Scientists worry about increasing westerly winds bringing more winter rain, as global warming raises evaporation from the Mediterranean Sea
A sudden heavy snowfall threw life out of gear in Kashmir this March. Snow up to several feet fell on most of the valley, whipping up blizzards and triggering avalanches on the steeper mountain slopes. At least 17 deaths have been reported. Around 2,000 homes have been damaged, roads have been blocked and electricity has been disrupted in many parts of the state.
The unusually late and unusually heavy winter rain in northern, central and western parts of India did not affect everyday life in the same way, but the economic costs will be very high. The rain spoilt standing crops ready for the harvest in large swatches of Maharashtra, Madhya Pradesh, Punjab, Haryana and Uttar Pradesh. Planners fear a spike in food prices in the coming weeks, just at the time when it will hurt the ruling party the most, as India goes to the polls in April and May.

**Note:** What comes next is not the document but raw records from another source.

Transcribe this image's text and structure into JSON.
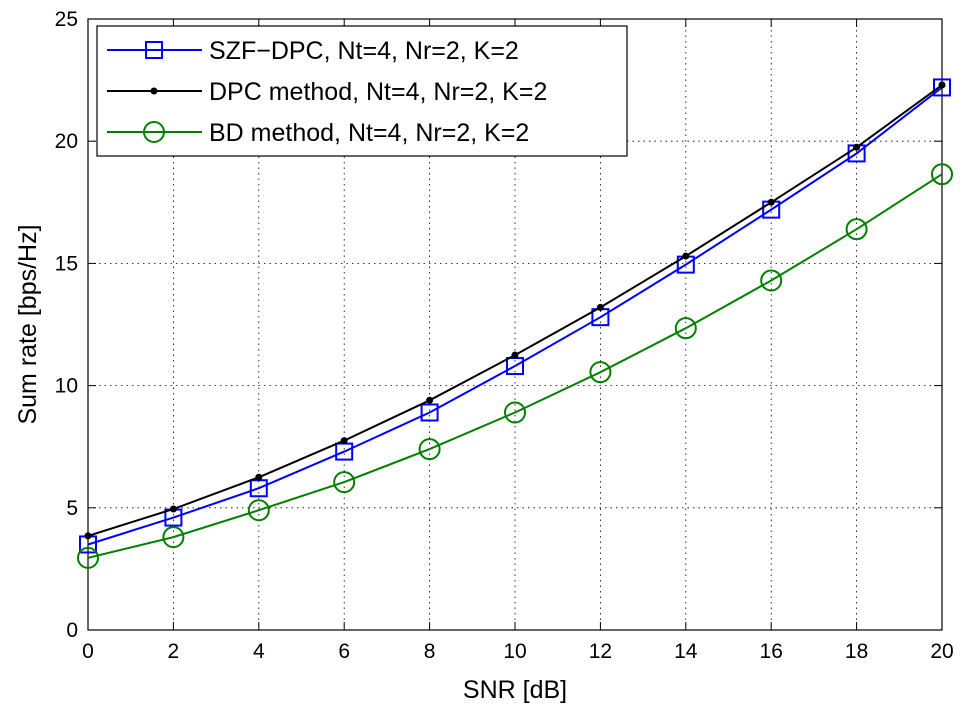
{
  "chart_data": {
    "type": "line",
    "title": "",
    "xlabel": "SNR [dB]",
    "ylabel": "Sum rate [bps/Hz]",
    "xlim": [
      0,
      20
    ],
    "ylim": [
      0,
      25
    ],
    "grid": true,
    "legend_position": "top-left",
    "x_ticks": [
      0,
      2,
      4,
      6,
      8,
      10,
      12,
      14,
      16,
      18,
      20
    ],
    "y_ticks": [
      0,
      5,
      10,
      15,
      20,
      25
    ],
    "x": [
      0,
      2,
      4,
      6,
      8,
      10,
      12,
      14,
      16,
      18,
      20
    ],
    "series": [
      {
        "name": "SZF−DPC, Nt=4, Nr=2, K=2",
        "color": "#0000ff",
        "marker": "square",
        "values": [
          3.5,
          4.6,
          5.8,
          7.3,
          8.9,
          10.8,
          12.8,
          14.95,
          17.2,
          19.5,
          22.2
        ]
      },
      {
        "name": "DPC method, Nt=4, Nr=2, K=2",
        "color": "#000000",
        "marker": "dot",
        "values": [
          3.85,
          4.95,
          6.25,
          7.75,
          9.4,
          11.25,
          13.2,
          15.3,
          17.5,
          19.75,
          22.3
        ]
      },
      {
        "name": "BD method, Nt=4, Nr=2, K=2",
        "color": "#008000",
        "marker": "circle",
        "values": [
          2.95,
          3.8,
          4.9,
          6.05,
          7.4,
          8.9,
          10.55,
          12.35,
          14.3,
          16.4,
          18.65
        ]
      }
    ]
  }
}
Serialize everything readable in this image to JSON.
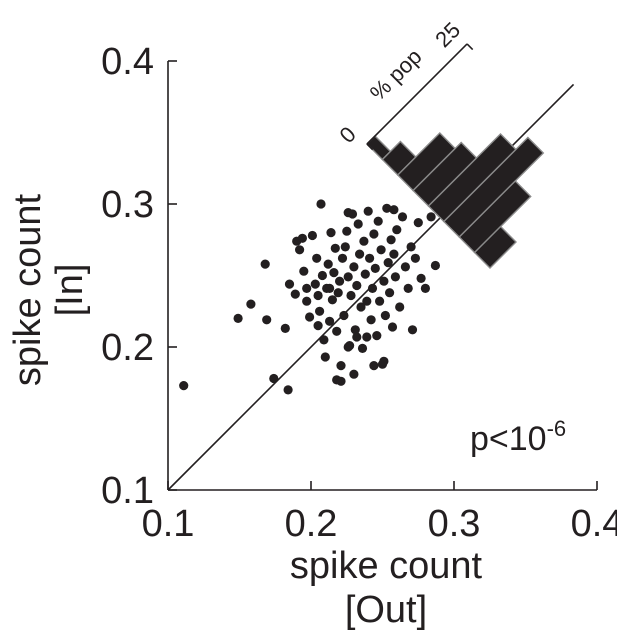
{
  "chart_data": {
    "type": "scatter",
    "title": "",
    "xlabel_line1": "spike count",
    "xlabel_line2": "[Out]",
    "ylabel_line1": "spike count",
    "ylabel_line2": "[In]",
    "xlim": [
      0.1,
      0.4
    ],
    "ylim": [
      0.1,
      0.4
    ],
    "x_ticks": [
      "0.1",
      "0.2",
      "0.3",
      "0.4"
    ],
    "y_ticks": [
      "0.1",
      "0.2",
      "0.3",
      "0.4"
    ],
    "annotation_p": "p<10",
    "annotation_exp": "-6",
    "unity_line": true,
    "grid": false,
    "histogram": {
      "axis_label": "% pop",
      "tick_min": "0",
      "tick_max": "25",
      "max_value": 25,
      "bin_positions": [
        0.19,
        0.21,
        0.23,
        0.25,
        0.27,
        0.29,
        0.31,
        0.33
      ],
      "values": [
        2.0,
        4.5,
        10.5,
        12.0,
        18.0,
        21.0,
        14.0,
        6.5
      ]
    },
    "points": [
      [
        0.111,
        0.173
      ],
      [
        0.149,
        0.22
      ],
      [
        0.158,
        0.23
      ],
      [
        0.168,
        0.258
      ],
      [
        0.169,
        0.219
      ],
      [
        0.174,
        0.178
      ],
      [
        0.182,
        0.213
      ],
      [
        0.184,
        0.17
      ],
      [
        0.185,
        0.244
      ],
      [
        0.189,
        0.237
      ],
      [
        0.19,
        0.274
      ],
      [
        0.192,
        0.268
      ],
      [
        0.194,
        0.276
      ],
      [
        0.195,
        0.253
      ],
      [
        0.197,
        0.232
      ],
      [
        0.199,
        0.221
      ],
      [
        0.201,
        0.278
      ],
      [
        0.203,
        0.244
      ],
      [
        0.204,
        0.262
      ],
      [
        0.205,
        0.236
      ],
      [
        0.206,
        0.225
      ],
      [
        0.207,
        0.3
      ],
      [
        0.208,
        0.25
      ],
      [
        0.209,
        0.205
      ],
      [
        0.21,
        0.193
      ],
      [
        0.211,
        0.241
      ],
      [
        0.212,
        0.258
      ],
      [
        0.213,
        0.218
      ],
      [
        0.214,
        0.28
      ],
      [
        0.215,
        0.233
      ],
      [
        0.216,
        0.252
      ],
      [
        0.217,
        0.269
      ],
      [
        0.218,
        0.211
      ],
      [
        0.219,
        0.238
      ],
      [
        0.22,
        0.246
      ],
      [
        0.221,
        0.187
      ],
      [
        0.222,
        0.262
      ],
      [
        0.223,
        0.222
      ],
      [
        0.224,
        0.27
      ],
      [
        0.225,
        0.281
      ],
      [
        0.226,
        0.249
      ],
      [
        0.227,
        0.201
      ],
      [
        0.228,
        0.236
      ],
      [
        0.229,
        0.293
      ],
      [
        0.23,
        0.256
      ],
      [
        0.231,
        0.212
      ],
      [
        0.232,
        0.243
      ],
      [
        0.233,
        0.286
      ],
      [
        0.234,
        0.265
      ],
      [
        0.235,
        0.228
      ],
      [
        0.236,
        0.199
      ],
      [
        0.237,
        0.274
      ],
      [
        0.238,
        0.251
      ],
      [
        0.239,
        0.232
      ],
      [
        0.24,
        0.295
      ],
      [
        0.241,
        0.262
      ],
      [
        0.242,
        0.219
      ],
      [
        0.243,
        0.241
      ],
      [
        0.244,
        0.279
      ],
      [
        0.245,
        0.255
      ],
      [
        0.246,
        0.208
      ],
      [
        0.247,
        0.288
      ],
      [
        0.248,
        0.232
      ],
      [
        0.249,
        0.268
      ],
      [
        0.25,
        0.188
      ],
      [
        0.251,
        0.246
      ],
      [
        0.252,
        0.222
      ],
      [
        0.253,
        0.297
      ],
      [
        0.254,
        0.259
      ],
      [
        0.255,
        0.238
      ],
      [
        0.256,
        0.275
      ],
      [
        0.257,
        0.214
      ],
      [
        0.258,
        0.265
      ],
      [
        0.259,
        0.249
      ],
      [
        0.26,
        0.282
      ],
      [
        0.262,
        0.228
      ],
      [
        0.264,
        0.291
      ],
      [
        0.266,
        0.256
      ],
      [
        0.268,
        0.241
      ],
      [
        0.27,
        0.27
      ],
      [
        0.271,
        0.212
      ],
      [
        0.273,
        0.262
      ],
      [
        0.275,
        0.287
      ],
      [
        0.277,
        0.248
      ],
      [
        0.28,
        0.241
      ],
      [
        0.284,
        0.291
      ],
      [
        0.287,
        0.257
      ],
      [
        0.197,
        0.241
      ],
      [
        0.205,
        0.215
      ],
      [
        0.213,
        0.241
      ],
      [
        0.218,
        0.177
      ],
      [
        0.221,
        0.176
      ],
      [
        0.226,
        0.2
      ],
      [
        0.23,
        0.181
      ],
      [
        0.232,
        0.207
      ],
      [
        0.239,
        0.207
      ],
      [
        0.244,
        0.187
      ],
      [
        0.251,
        0.19
      ],
      [
        0.258,
        0.296
      ],
      [
        0.226,
        0.294
      ]
    ]
  }
}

While the recent wet weather has been unexpected, experts say it is not unseasonal, at least not in Kashmir. “If you really look into the curve of snow cover, there is always a sudden peak in snow cover in the month of March,” says Anil Kulkarni, glaciologist at the Indian Institute of Science’s Divecha Centre for Climate Change in Bangalore. “It is more a part of climate variability.”
This shock has been due to the massive quantity of snow that has been dumped into Kashmir. The snowfall might have been caused by one of several atmospheric phenomena.
Winter rain and snow in the Himalayas is brought by western disturbances, cyclonic circulations that develop over the Mediterranean Sea and move east. Once it hits the Pir Panjal range of the Himalaya, the westerly winds get deflected in two directions, explains A.L. Ramanathan, professor at New Delhi’s Jawaharlal Nehru University School of Environmental Sciences. One stream blows along the Karakoram mountains towards Ladakh. The other flows south of the Karakoram and into Kashmir.
Ramanathan says the excessive snow in Kashmir could be caused by the westerlies not having enough momentum to make the journey into Ladakh but getting concentrated as one stream into Kashmir. “This time, I think, the elevation of the circulation is less and it is not crossing the Karakoram and because of that it is coming only to Kashmir and other regions there.”
Another possibility Ramanathan puts forward is an influence by winds from the Arabian Sea. At the end of winter the westerly winds, which should normally be weakening, are sometimes reinforced by moisture-bearing winds from the Arabian Sea. As these winds climb along the Himalayan slopes the moisture can be deposited as intense snowfall in the lower regions of Kashmir.
Govindswamy Bala of the Divecha Centre for Climate Change also thinks that the current weather in Kashmir could fall within the normal climate variability of the region but he does not discount the influence of climate change in a warming Himalaya.
“Warmer atmosphere can hold more water vapour. Even just pure thermodynamics will tell you that the water vapour content of the atmosphere will go up by 7% for every degree of temperature change. This is a very well-known fact. So the amount of water contained in the atmosphere is more. So when we get a rainfall event or a snowfall event the quantity is going to be more.”
In general, rainfall and snowfall in the Himalayas might be showing more variation in the last decade than before. “We are analysing in the westerlies from different meteorological stations in the Pir Panjal range. We found that 10 to 15 years back there was higher westerly precipitation. Now it is fluctuating,” says Ramanathan. His data shows that the westerlies earlier brought uniformly higher precipitation. Now they come in strongly at the start of winter bringing large amounts of rain and snow, quieten down mid-winter and then become re-energized again towards the end of the season. He says this may be due to changes in local microclimates.
The past year has been witness to many weather surprises. Bala says that while no single weather event can be pinned down to being caused by climate change, if the pattern repeats often in coming years it can definitely be attributed to climate change. Climate change also magnifies intense weather making it more destructive. “When weather conditions are leading to a very heavy event, even a 10% boost of that because of climate change could be extremely damaging and could lead to a disaster.”